Mike,
I went back and reviewed some of your first posts so I could understand your situation a little better.

I do not work for my church but I am an adult bible class teacher. My H and I have been married almost 22 years and been together for 25 years. We have 3 children - 2 boys and a girl, one daughter in law and a grandson on the way.

My H has had Crohn's since he was a teenager. He will be 50 in November. In the past 14 1/2 years we have battled illness and injuries, job loss, college, etc.

We used to have the BEST sex life I could imagine and I have a pretty vivid imagination. It has gradually gone down hill and has caused many hurt feelings along with anger and guilt.

This is supposed to be death do you part - in sickness and health, etc. I take that all for serious but I still miss making love to him like we used to. We still ML but sometimes it is just him getting his jollies and I am left out in the cold and pretty pissed off about it.

Sometimes the phyiscal aspects of sex makes his Crohn's kick in and that is the pits. I end up feeling like a petty witch with a capital B.

I miss the intimacy we used to share - I miss the little sexual inuendos he used to throw at me - I miss him "copping a feel" when he walked by - all gone for the most part.

I still think he is the best looking thing in shoe leather. He still looks fantastic to me and yet he might as well be my best friends husband for the most part.

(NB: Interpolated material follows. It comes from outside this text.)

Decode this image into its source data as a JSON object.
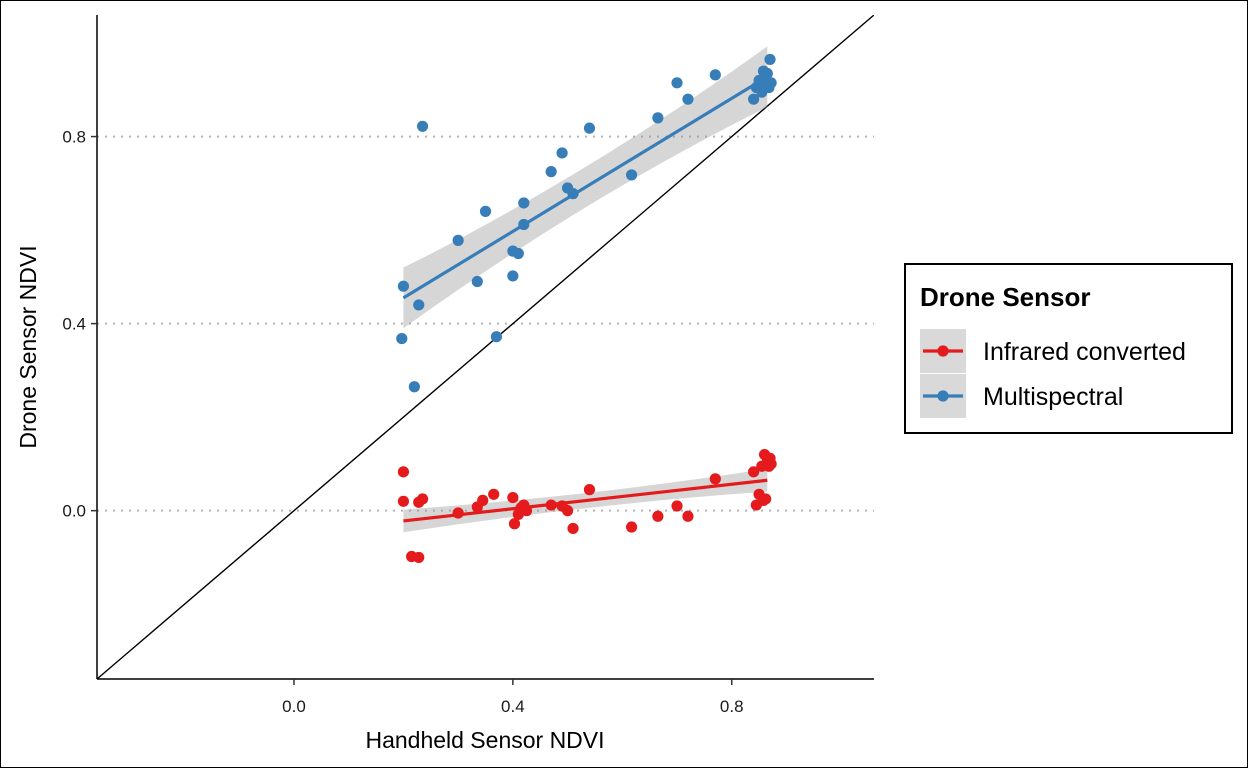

I hardly ever approach him to ML but he almost 100% of the time will say no - got more excuses than Carter has liver pills. Yet the rational side of me says he may not be feeling good at that moment - the witch side of me says that since he is not interested because of medication he forgets that I am still VERY interested.

All in all, most of the time I drag a big sore spot around with me and I don't like that either. I don't like feeling sorry for myself or haveing a reason to feel sorry for myself!

Sorry this was such a long post. I'd quit posting for awile - it was getting hard to cope with and making me sadder when I see all of these guys out there jumping through hoops just for a little attention from their spouse.

My H is good to me - we just returned from a 7 day cruise to Mexico. We had a great time and did make love but it had been a long time before the cruise since the last time! And the first time was a quicky for him which gives me the RA like you just can not imagine. I wanted to throw him overboard - like I said - sometimes I am not rational!

I am working each day on not being sad. I pray everyday that they will find a cure for Crohn's and it will not longer hold a grip over my life.